Вся моя жизнь состояла сплошь из позора. Да, впрочем, я так и не смог уяснить, что это такое — человеческая жизнь?.. Я родился на северо-востоке страны в деревне. Уже взрослым впервые увидел поезд. Железнодорожные эстакады казались мне аттракционами, по замысловатой прихоти выстроенными на заграничный манер; и хотя я не раз ими пользовался, никак не мог свыкнуться с мыслью, что они нужны всего лишь для безопасного перехода через пути. Не единожды поднимаясь на эстакаду, спускаясь с нее, я воспринимал это как изысканное развлечение, мне казалось, что они составляют одну из самых приятных услуг, оказываемых железной дорогой, и когда позднее я открыл для себя, что эстакада — не более чем мост над путями, то есть строение исключительно утилитарного назначения, — интерес к ним совершенно пропал.

И еще помню, что как-то в детстве я увидел в одной книжке метро и тоже долго считал его не транспортом, созданным из практической необходимости, а увлекательным развлечением: разве не шик — кататься на поезде под землей?

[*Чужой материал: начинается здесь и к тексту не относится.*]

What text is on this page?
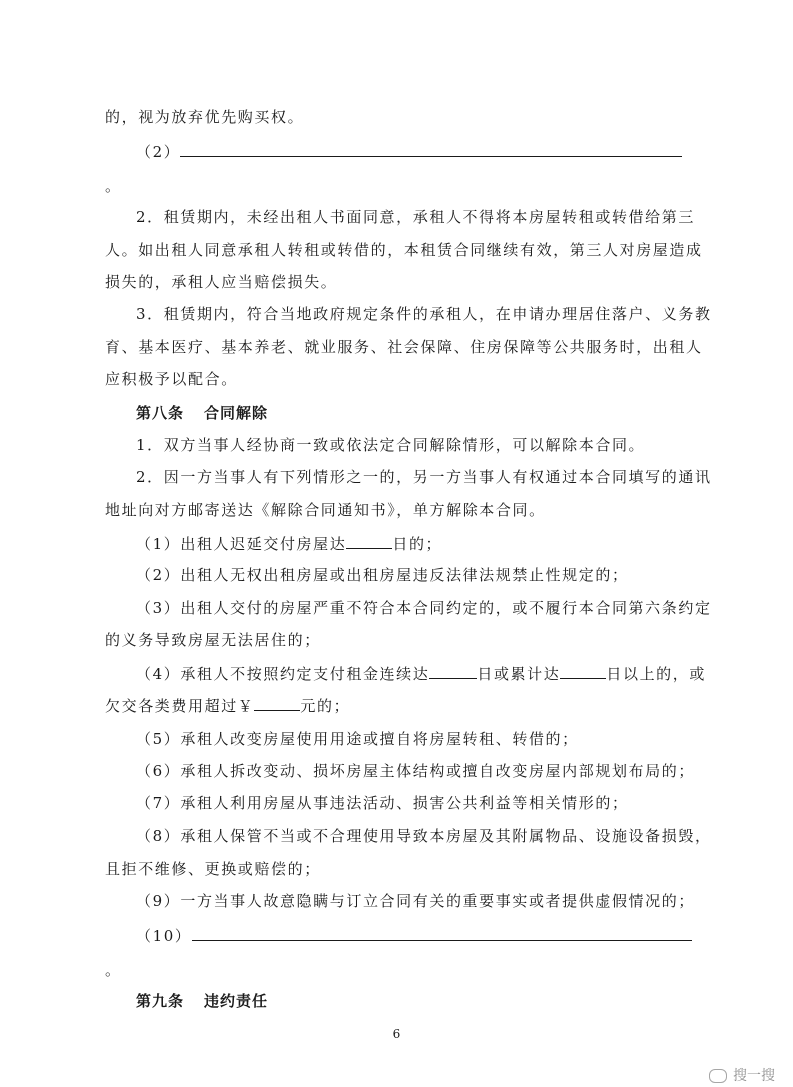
的，视为放弃优先购买权。
（2）
。
2．租赁期内，未经出租人书面同意，承租人不得将本房屋转租或转借给第三
人。如出租人同意承租人转租或转借的，本租赁合同继续有效，第三人对房屋造成
损失的，承租人应当赔偿损失。
3．租赁期内，符合当地政府规定条件的承租人，在申请办理居住落户、义务教
育、基本医疗、基本养老、就业服务、社会保障、住房保障等公共服务时，出租人
应积极予以配合。
第八条 合同解除
1．双方当事人经协商一致或依法定合同解除情形，可以解除本合同。
2．因一方当事人有下列情形之一的，另一方当事人有权通过本合同填写的通讯
地址向对方邮寄送达《解除合同通知书》，单方解除本合同。
（1）出租人迟延交付房屋达	日的；
（2）出租人无权出租房屋或出租房屋违反法律法规禁止性规定的；
（3）出租人交付的房屋严重不符合本合同约定的，或不履行本合同第六条约定
的义务导致房屋无法居住的；
（4）承租人不按照约定支付租金连续达	日或累计达	日以上的，或
欠交各类费用超过￥	元的；
（5）承租人改变房屋使用用途或擅自将房屋转租、转借的；
（6）承租人拆改变动、损坏房屋主体结构或擅自改变房屋内部规划布局的；
（7）承租人利用房屋从事违法活动、损害公共利益等相关情形的；
（8）承租人保管不当或不合理使用导致本房屋及其附属物品、设施设备损毁，
且拒不维修、更换或赔偿的；
（9）一方当事人故意隐瞒与订立合同有关的重要事实或者提供虚假情况的；
（10）
。
第九条 违约责任
6
搜一搜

Я был хилым ребенком, часто болел и, разглядывая в постели простыню, наволочку, пододеяльник, думал: до чего же у них скучная расцветка; годам к двадцати только я осознал практическую надобность таких вещей, и это меня очень поразило: я был буквально подавлен сухой расчетливостью людей.

Не знал я также, что такое голод. Нет, не в том дело, что я рос в семье, никогда не испытывавшей нужды, я имею в виду совсем не эту банальную ситуацию, а то, что мне совершенно неведомо было ощущение голода. Странно, но я не обращал никакого внимания на еду, даже если долго не было и крошки во рту. Помню, когда я учился в школе — в начальной, затем в средней, — возвращался с уроков, а вокруг меня носились: «Проголодался, наверное? Знаем-знаем, сами помним, как жутко хочется есть после школы. Может быть, хочешь сладенького натто? А бисквита не поешь? И хлеб тоже есть». И я, подхалим от рождения, бормочу, что проголодался, нехотя закидываю в рот десять фасолек, не испытывая при этом ничего похожего на голод.

Вообще-то я ем отнюдь не мало, но не припомню случая, когда бы ел оттого, что был голоден; ел то, что считал редкостью, лакомством. Когда меня угощают — ем много, едва ли не больше, чем могу. Но питаться дома в кругу семьи с детства было для меня самой тяжелой обязанностью.